Leaders across the nation, from policymakers to educators, can play a role in making this happen. At Tufts University, we recently announced an innovative initiative: Tufts 1+4. This program will allow select undergraduates to perform a year of service at home or abroad before embarking on their formal academic years. When needed, the university will provide financial support so that students of all backgrounds may take advantage of this opportunity. Housed within the Jonathan M. Tisch College of Citizenship and Public Service, a national leader in civic renewal, Tufts 1+4 will prepare students for community work, integrate academics with their service, and nurture their development as leaders when they return to campus.

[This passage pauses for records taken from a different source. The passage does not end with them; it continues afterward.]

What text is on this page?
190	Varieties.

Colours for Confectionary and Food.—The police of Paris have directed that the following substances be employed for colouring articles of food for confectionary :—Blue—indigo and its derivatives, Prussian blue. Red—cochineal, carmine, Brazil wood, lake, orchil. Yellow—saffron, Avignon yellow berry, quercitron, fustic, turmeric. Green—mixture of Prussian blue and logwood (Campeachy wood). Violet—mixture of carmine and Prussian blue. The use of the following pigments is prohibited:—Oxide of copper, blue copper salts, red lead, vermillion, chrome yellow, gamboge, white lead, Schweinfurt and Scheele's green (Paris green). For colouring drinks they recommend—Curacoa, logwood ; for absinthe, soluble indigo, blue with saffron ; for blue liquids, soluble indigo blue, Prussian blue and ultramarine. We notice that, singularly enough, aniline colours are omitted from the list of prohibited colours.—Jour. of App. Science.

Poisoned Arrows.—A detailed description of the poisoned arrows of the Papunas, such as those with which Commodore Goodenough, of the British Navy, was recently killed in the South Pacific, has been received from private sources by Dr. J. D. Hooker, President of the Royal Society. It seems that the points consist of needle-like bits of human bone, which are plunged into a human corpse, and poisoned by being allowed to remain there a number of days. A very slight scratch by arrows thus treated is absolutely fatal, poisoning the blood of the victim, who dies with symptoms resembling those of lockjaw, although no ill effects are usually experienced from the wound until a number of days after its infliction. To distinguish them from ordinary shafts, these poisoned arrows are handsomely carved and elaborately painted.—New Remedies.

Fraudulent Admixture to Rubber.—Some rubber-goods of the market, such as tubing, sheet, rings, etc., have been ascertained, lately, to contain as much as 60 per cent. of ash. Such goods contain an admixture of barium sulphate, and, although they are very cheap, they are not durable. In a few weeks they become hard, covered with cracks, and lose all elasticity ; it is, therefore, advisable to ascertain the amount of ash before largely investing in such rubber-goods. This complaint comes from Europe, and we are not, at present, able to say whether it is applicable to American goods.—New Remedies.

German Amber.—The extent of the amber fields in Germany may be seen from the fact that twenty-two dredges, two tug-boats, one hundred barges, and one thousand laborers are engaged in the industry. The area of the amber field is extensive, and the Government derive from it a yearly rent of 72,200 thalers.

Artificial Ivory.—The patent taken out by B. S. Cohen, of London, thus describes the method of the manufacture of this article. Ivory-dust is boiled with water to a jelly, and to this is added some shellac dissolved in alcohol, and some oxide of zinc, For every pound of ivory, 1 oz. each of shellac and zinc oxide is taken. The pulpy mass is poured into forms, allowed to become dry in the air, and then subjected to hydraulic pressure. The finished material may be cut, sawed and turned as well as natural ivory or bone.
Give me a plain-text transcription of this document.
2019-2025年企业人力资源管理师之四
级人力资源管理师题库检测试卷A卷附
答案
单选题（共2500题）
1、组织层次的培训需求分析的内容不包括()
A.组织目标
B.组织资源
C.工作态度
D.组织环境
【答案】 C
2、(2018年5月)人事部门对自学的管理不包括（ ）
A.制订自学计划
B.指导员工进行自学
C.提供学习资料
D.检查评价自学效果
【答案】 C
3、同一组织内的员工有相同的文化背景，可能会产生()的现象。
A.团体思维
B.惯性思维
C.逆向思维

Engaging young people in service will provide a transformational experience at a pivotal time in their lives. They will have the chance to participate in something greater than themselves that will have a lasting effect on the world around them. That was certainly the case for me. As a young community organizer in Lowell, Massachusetts, I spent seven years in a working class, industrial city trying to build a movement that would change America. I acquired valuable experience, skills, and a new perspective on the challenges faced by people trying to build lives for themselves and their children. That experience informed my life's work.
Everyone who serves has a similarly inspiring story and finds the experience equally meaningful. For those whose conscience and consciousness are aroused by injustice, serving transforms our concerns and ignites our motivations to act. Whether we are community organizers, nurses, business leaders, or social workers, we benefit by contributing our values and our efforts.
Mahatma Gandhi once said that "the best way to find yourself is to lose yourself in the service of others." We can offer the youth of our country an opportunity to find themselves in such a meaningful way. And we can offer the nation the inexhaustible energy and boundless talent of a generation that seeks to leave its mark on the present.